Spanish banking system is not bad. Since 2009, the Spanish banking system’s capital adequacy ratio showed a trend of rapid recovery, has now returned to normal levels in history, in more than 8% of Basel II. Spanish banking system had better functional recovery of credit, its private sector lending growth in 2010 year on year there is growth, support enhanced economic growth.

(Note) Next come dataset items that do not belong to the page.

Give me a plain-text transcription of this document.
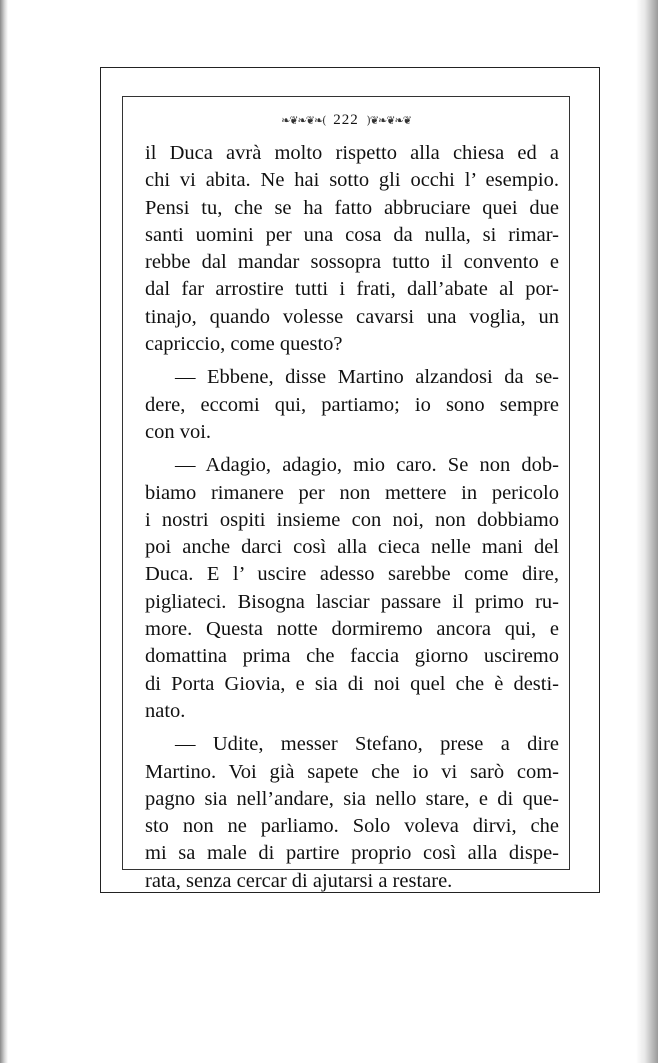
❧❦❧❦❧( 222 )❦❧❦❧❦
il Duca avrà molto rispetto alla chiesa ed a
chi vi abita. Ne hai sotto gli occhi l’ esempio.
Pensi tu, che se ha fatto abbruciare quei due
santi uomini per una cosa da nulla, si rimar-
rebbe dal mandar sossopra tutto il convento e
dal far arrostire tutti i frati, dall’abate al por-
tinajo, quando volesse cavarsi una voglia, un
capriccio, come questo?
— Ebbene, disse Martino alzandosi da se-
dere, eccomi qui, partiamo; io sono sempre
con voi.
— Adagio, adagio, mio caro. Se non dob-
biamo rimanere per non mettere in pericolo
i nostri ospiti insieme con noi, non dobbiamo
poi anche darci così alla cieca nelle mani del
Duca. E l’ uscire adesso sarebbe come dire,
pigliateci. Bisogna lasciar passare il primo ru-
more. Questa notte dormiremo ancora qui, e
domattina prima che faccia giorno usciremo
di Porta Giovia, e sia di noi quel che è desti-
nato.
— Udite, messer Stefano, prese a dire
Martino. Voi già sapete che io vi sarò com-
pagno sia nell’andare, sia nello stare, e di que-
sto non ne parliamo. Solo voleva dirvi, che
mi sa male di partire proprio così alla dispe-
rata, senza cercar di ajutarsi a restare.
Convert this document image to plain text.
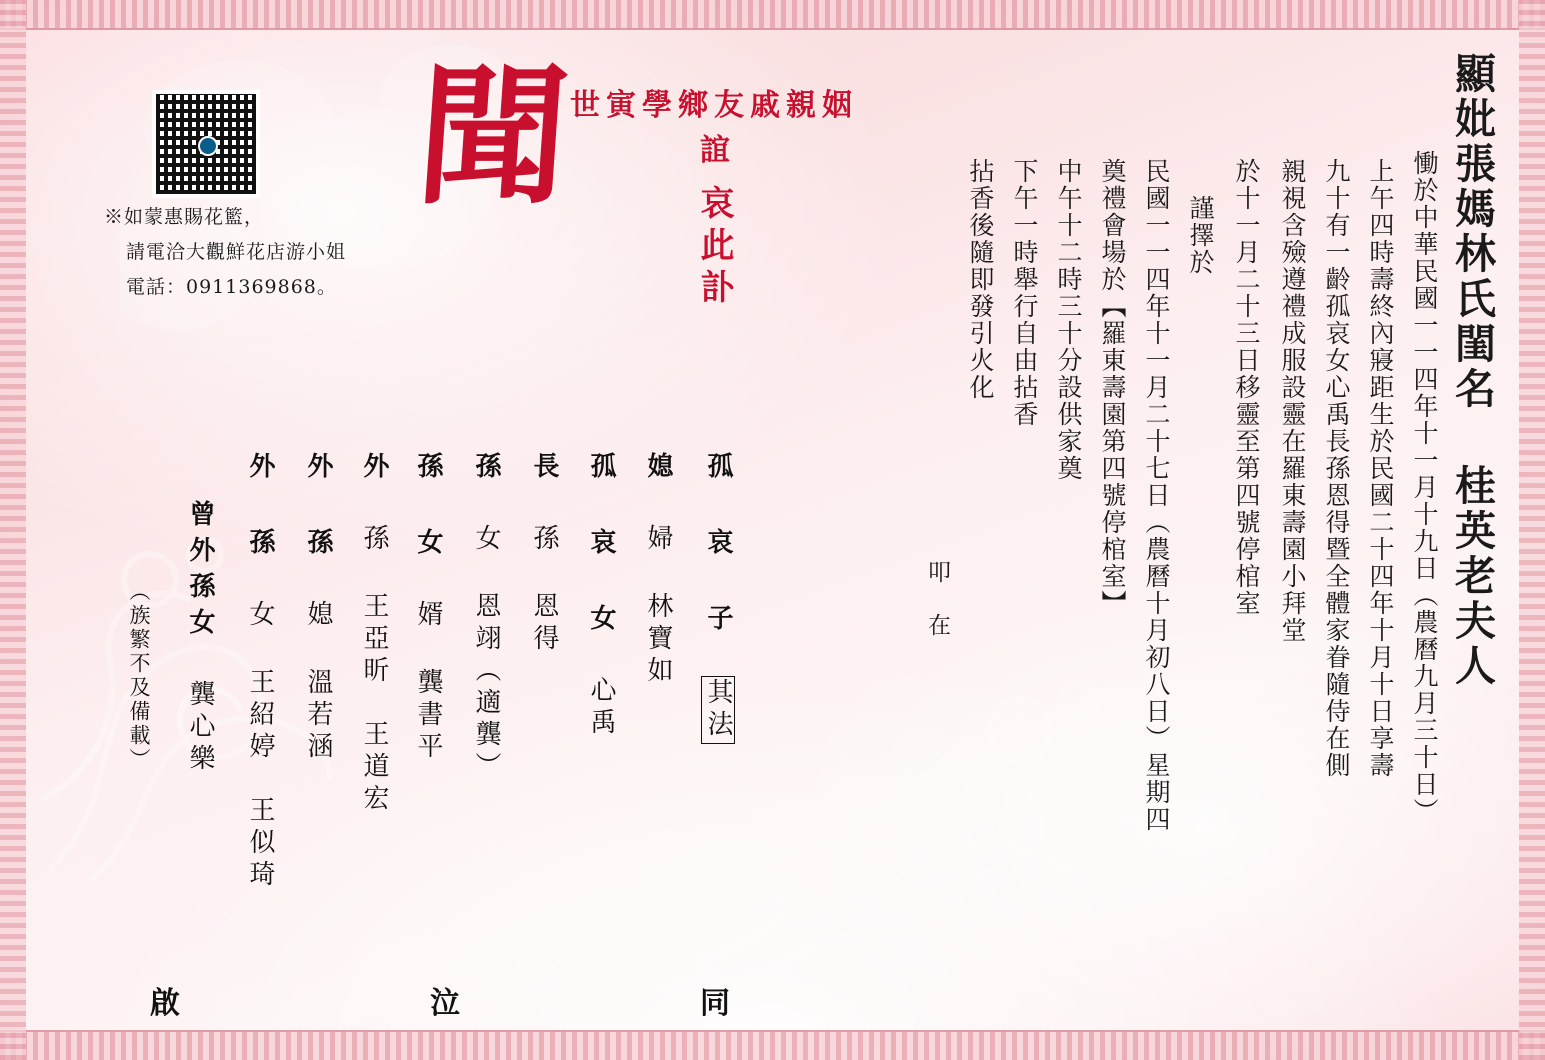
顯妣張媽林氏閨名 桂英老夫人
慟於中華民國一一四年十一月十九日（農曆九月三十日）
上午四時壽終內寢距生於民國二十四年十月十日享壽
九十有一齡孤哀女心禹長孫恩得暨全體家眷隨侍在側
親視含殮遵禮成服設靈在羅東壽園小拜堂
於十一月二十三日移靈至第四號停棺室
謹擇於
民國一一四年十一月二十七日（農曆十月初八日）星期四
奠禮會場於【羅東壽園第四號停棺室】
中午十二時三十分設供家奠
下午一時舉行自由拈香
拈香後隨即發引火化
叩 在
聞
世寅學鄉友戚親姻
誼
哀此訃
※如蒙惠賜花籃，
請電洽大觀鮮花店游小姐
電話：0911369868。
孤 哀 子 其法
媳 婦 林寶如
孤 哀 女 心禹
長 孫 恩得
孫 女 恩翊（適龔）
孫 女 婿 龔書平
外 孫 王亞昕　王道宏
外 孫 媳 溫若涵
外 孫 女 王紹婷　王似琦
曾外孫女 龔心樂
（族繁不及備載）
啟	泣	同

From Spain to the current financial situation and the banking system and deeper economic growth data, the current Spanish does not need outside help. Even though the Spanish in case you need help, because of its economy in the euro area play an important role in systemic, although the high cost assistance, the EU, IMF and the European Central Bank will soon Shishi assistance to prevent spread of the Spanish crisis contagion effect caused.

Therefore, the debt problems of the periphery of Europe from time to time the market will be a slight increase in risk aversion, but its far from the negative impact of the debt crisis will not be as big of Greece.